The Turnberry Agreement was named after a golf course in Scotland, which told you something about how it was made. Signed in the summer of 2025 after months of pressure from both sides, it set tariffs on most goods traded between the United States and the European Union at 15 percent — well below the 30 percent the administration had originally threatened, and the basis on which European businesses made plans for the rest of the year.

On May 1, President Trump posted on Truth Social that the EU was “not complying with our fully agreed to Trade Deal” and announced 25 percent tariffs on European automobiles, effective the following week. He offered no specifics about what the alleged noncompliance consisted of. The European Commission said the bloc remains “fully committed to a predictable, mutually beneficial transatlantic relationship” and rejected the claim that it had violated anything.


The announcement is not only a trade matter. It is a legal one. The Turnberry Agreement was built on the IEEPA tariff authority that the Supreme Court struck down in February. When the Court invalidated IEEPA as the basis for the original tariffs, it left the status of trade deals negotiated under that authority in legal limbo. A 15 percent cap written into a deal whose underlying legal mechanism has been ruled unconstitutional is not obviously enforceable — a point the administration has neither explained nor resolved.

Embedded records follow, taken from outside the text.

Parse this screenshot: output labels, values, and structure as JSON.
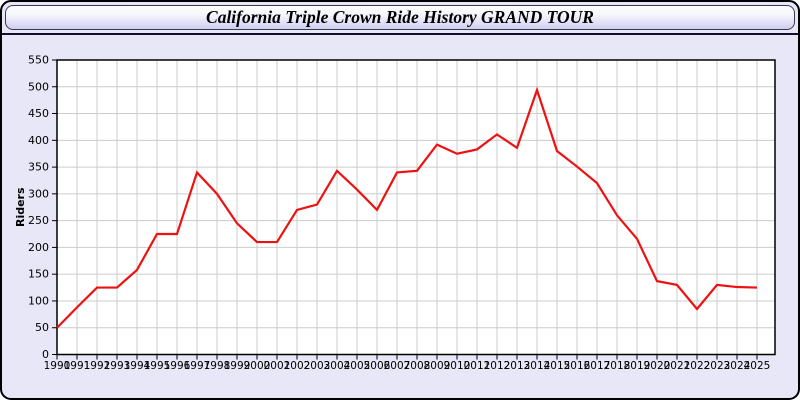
{
  "window": {
    "title": "California Triple Crown Ride History GRAND TOUR"
  },
  "chart_data": {
    "type": "line",
    "title": "California Triple Crown Ride History GRAND TOUR",
    "xlabel": "",
    "ylabel": "Riders",
    "x": [
      1990,
      1991,
      1992,
      1993,
      1994,
      1995,
      1996,
      1997,
      1998,
      1999,
      2000,
      2001,
      2002,
      2003,
      2004,
      2005,
      2006,
      2007,
      2008,
      2009,
      2010,
      2011,
      2012,
      2013,
      2014,
      2015,
      2016,
      2017,
      2018,
      2019,
      2020,
      2021,
      2022,
      2023,
      2024,
      2025
    ],
    "series": [
      {
        "name": "Riders",
        "values": [
          50,
          88,
          125,
          125,
          158,
          225,
          225,
          340,
          300,
          245,
          210,
          210,
          270,
          280,
          343,
          308,
          270,
          340,
          343,
          392,
          375,
          383,
          411,
          386,
          494,
          380,
          351,
          320,
          260,
          216,
          137,
          130,
          85,
          130,
          126,
          125
        ]
      }
    ],
    "ylim": [
      0,
      550
    ],
    "ytick_step": 50,
    "xtick_step": 1,
    "grid": true,
    "legend": "none",
    "colors": {
      "line": "#ee1111",
      "grid": "#cccccc",
      "plot_background": "#ffffff",
      "page_background": "#e7e7f8",
      "plot_border": "#000000"
    }
  }
}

What the announcement signals is that the administration is not treating the Turnberry Agreement as a binding constraint. Trump added in his post that companies producing cars and trucks in the United States would face no tariff at all, an implicit invitation for European manufacturers to relocate production — and a pressure tactic that European governments have seen before. VDA, the German auto industry association, urged both sides to honor the existing agreement. The German automobile industry is among the most exposed to this shift, and the timing compounds pressure on an EU economy already weakened by the effects of the Iran war on energy markets.


The episode is a compressed illustration of how American trade policy has operated in the second Trump term. Agreements are announced with considerable ceremony, treated as stabilizing facts for a period, and then renegotiated or simply departed from when the administration wants new leverage. European governments have learned to plan around this variability, which is itself a cost — the uncertainty suppresses investment and strains the political relationships that make cooperation on other matters possible.

What to watch: whether the EU invokes its anti-coercion instrument — the bloc prepared it for exactly this scenario — or whether it absorbs the pressure and seeks a quiet bilateral resolution. The EU has historically preferred negotiation to escalation. But the political cost of appearing to capitulate on a signed agreement is not zero, and elections in several member states make the calculation more complicated than it was a year ago.